Às vezes, uma disputa filosófica apoia-se na questão de saber se duas expressões se referem à mesma coisa quando diferem em significado. Considera a alegação de um materialista de que os acontecimentos mentais são acontecimentos cerebrais. Poderíamos ser tentados a objectar que as expressões «acontecimento mental» e «acontecimento cerebral» diferem em significado, mas este facto deixa ao materialista uma resposta pronta em termos da distinção entre significado e referência. O materialista responderia que as expressões «acontecimento mental» e «acontecimento cerebral» referem a mesma coisa embora difiram quanto ao significado. A questão de saber se, de facto, as duas expressões se referem à mesma coisa é controversa, e voltaremos a esta questão no capítulo 4. Aqui ficaremos satisfeitos em notar que a diferença de significado deixa aberta a questão de saber se os termos se referem aos mesmos objectos. As questões de identidade de referência vão para além das questões de significado e definição.
Implicação
É essencial nesta conjuntura introduzir um termo que ocorre muito frequentemente na literatura filosófica. É o termo «implicação». É usado num sentido técnico em filosofia para descrever uma relação entre proposições, e pode ser definido em termos da noção de validade. Dizer que uma ou mais proposições implica uma conclusão é equivalente a dizer que a conclusão se segue validamente dessas proposições. Mais precisamente «P implica Q» é idêntico por definição a «Q é validamente dedutível de P». Assim, por exemplo, as proposições
Se todas as pessoas são más, não se pode confiar em ninguém.Todas as pessoas são más.
juntas implicam a proposição
Não se pode confiar em ninguém.
porque a última é validamente dedutível da primeira. Por outro lado, a proposição
Todas as pessoas são más.
não implica
Não se pode confiar em ninguém
porque a última não é validamente dedutível da primeira. É pelo menos logicamente possível que se possa confiar nalgumas pessoas. Podemos imaginar um mundo possível em que isto é assim. Experimenta!
Os vários termos que introduzimos estão inter-relacionados de muitas formas. Podemos explorar algumas destas relações, enquanto elucidamos ao mesmo tempo melhor a noção de implicação, examinando as várias formas equivalentes como o termo «implica» pode ser definido. Pela investigação destas formulações equivalentes, seremos capazes de sumariar e talvez clarificar a discussão tida até ao momento.
As afirmações seguintes são formas equivalentes de definir implicação.
É logicamente impossível que as premissas sejam verdadeiras e a conclusão falsa.
Não há nenhum mundo possível no qual as premissas sejam verdadeiras e a conclusão falsa.
Seria contraditório afirmar que as premissas são verdadeiras e a conclusão falsa.

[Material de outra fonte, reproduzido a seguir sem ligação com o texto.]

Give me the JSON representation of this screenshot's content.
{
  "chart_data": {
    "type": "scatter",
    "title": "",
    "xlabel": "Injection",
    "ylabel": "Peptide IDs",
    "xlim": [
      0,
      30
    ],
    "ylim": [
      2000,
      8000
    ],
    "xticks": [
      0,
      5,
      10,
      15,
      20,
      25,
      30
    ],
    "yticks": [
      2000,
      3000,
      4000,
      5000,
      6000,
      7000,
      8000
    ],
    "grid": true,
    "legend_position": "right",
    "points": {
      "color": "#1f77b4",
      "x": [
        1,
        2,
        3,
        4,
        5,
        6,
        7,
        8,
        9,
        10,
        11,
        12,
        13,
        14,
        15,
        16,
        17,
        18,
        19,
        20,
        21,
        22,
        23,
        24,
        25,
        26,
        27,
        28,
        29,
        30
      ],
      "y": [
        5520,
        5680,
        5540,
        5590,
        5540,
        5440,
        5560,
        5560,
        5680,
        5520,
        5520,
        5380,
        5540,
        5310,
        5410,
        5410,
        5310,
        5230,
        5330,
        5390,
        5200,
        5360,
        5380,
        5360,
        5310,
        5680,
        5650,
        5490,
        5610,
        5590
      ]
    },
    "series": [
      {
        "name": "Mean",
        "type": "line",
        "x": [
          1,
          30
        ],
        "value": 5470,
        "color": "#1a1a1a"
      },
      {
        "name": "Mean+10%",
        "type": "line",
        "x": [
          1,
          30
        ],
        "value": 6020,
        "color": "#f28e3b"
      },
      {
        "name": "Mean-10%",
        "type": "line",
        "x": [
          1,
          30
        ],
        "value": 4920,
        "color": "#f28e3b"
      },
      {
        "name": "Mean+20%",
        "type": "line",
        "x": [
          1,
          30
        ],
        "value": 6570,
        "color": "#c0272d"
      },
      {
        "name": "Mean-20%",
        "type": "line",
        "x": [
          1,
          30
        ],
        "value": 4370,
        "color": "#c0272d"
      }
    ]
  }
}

É logicamente necessário que se as premissas forem verdadeiras, a conclusão também seja verdadeira.
Em todos os mundos possíveis nos quais as premissas são verdadeiras, a conclusão é também verdadeira.
A proposição que afirma que se as premissas são verdadeiras, a conclusão é verdadeira é verdadeira e analítica.
Todas estas formas de definir o termo «implica» são equivalentes, dada a forma como definimos «logicamente impossível», «logicamente necessário», «contraditório» e «analítico». Seria um exercício útil para ti explicar precisamente por que razão isto é assim. Tenta.